Background
Fractures and cirrhosis are major causes of morbidity and mortality among HIV–HCV-coinfected individuals. It is not known whether vitamin D deficiency is associated with these outcomes.
Methods
Between 2005 and 2007, 116 HIV–HCV-coinfected individuals underwent dual-energy X-ray absorptiometry within 1 year of a liver biopsy. 25-Hydroxyvitamin D (25OHD) and parathyroid hormone were measured from archived samples. Low bone mineral density (BMD) was defined as BMD≥2 standard deviations lower than age-, sex- and race-matched controls (Z-score ≤-2.0) at the total hip, femoral neck or lumbar spine. Histological fibrosis staging was assessed according to the METAVIR system (0 [no fibrosis] to 4 [cirrhosis]).
Results
The cohort was 87% African-American and 63% male.
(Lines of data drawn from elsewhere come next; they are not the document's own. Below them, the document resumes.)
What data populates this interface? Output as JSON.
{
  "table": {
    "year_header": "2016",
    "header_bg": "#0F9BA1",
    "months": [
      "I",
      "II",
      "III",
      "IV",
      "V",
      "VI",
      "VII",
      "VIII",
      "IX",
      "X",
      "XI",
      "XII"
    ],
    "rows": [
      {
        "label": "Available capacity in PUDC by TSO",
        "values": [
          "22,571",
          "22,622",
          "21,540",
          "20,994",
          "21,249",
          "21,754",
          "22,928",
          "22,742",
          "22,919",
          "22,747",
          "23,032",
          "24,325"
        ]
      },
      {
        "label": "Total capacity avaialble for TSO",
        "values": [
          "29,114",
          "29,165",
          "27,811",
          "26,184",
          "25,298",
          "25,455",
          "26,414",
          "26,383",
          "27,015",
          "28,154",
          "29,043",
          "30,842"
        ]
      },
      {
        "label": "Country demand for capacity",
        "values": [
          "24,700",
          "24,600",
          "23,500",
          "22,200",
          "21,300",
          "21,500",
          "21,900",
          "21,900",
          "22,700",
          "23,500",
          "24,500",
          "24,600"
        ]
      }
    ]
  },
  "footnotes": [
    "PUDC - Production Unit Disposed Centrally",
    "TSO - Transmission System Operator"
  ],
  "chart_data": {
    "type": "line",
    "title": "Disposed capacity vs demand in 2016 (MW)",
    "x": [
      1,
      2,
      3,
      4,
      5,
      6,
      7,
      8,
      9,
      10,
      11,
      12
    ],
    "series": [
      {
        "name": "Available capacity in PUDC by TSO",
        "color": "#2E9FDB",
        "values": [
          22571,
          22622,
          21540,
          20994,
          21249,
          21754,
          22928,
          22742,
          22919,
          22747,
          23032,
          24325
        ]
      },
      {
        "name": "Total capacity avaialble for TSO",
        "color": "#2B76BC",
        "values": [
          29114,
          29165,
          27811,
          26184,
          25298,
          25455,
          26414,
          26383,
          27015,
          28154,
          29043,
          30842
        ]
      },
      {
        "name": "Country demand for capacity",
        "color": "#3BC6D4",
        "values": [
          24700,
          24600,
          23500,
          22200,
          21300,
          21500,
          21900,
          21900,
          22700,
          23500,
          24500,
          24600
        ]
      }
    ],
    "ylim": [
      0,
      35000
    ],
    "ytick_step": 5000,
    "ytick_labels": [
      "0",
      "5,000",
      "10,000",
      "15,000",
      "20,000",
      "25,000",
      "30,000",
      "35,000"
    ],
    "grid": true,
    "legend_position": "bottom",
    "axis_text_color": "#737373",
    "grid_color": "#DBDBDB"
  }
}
The median age (IQR) was 49.9 years (46.5–53.3). A total of 89% had a CD4+ T-cell count >200 cells/mm3 and 64% were receiving HAART. The median 25OHD was 19 ng/ ml (IQR 11.0-26.0). Hypovitaminosis D (25OHD≤15 ng/ml) was present in 41% and secondary hyperparathyroidism, defined by parathyroid hormone >65 pg/ml, was present in 24%. In total, 27% had low BMD (Z-score ≤-2) at the spine, femoral neck or total hip, and 39% had significant hepatic fibrosis (METAVIR≥2). In multivariate analysis, vitamin D deficiency was not associated with significant fibrosis or with BMD at any site.
Conclusions
Vitamin D deficiency was highly prevalent in this mostly African-American HIV-HCV-coinfected population, but was not related to BMD or liver disease severity. These data suggest that efforts to increase vitamin D levels in this population may not improve bone or liver outcomes.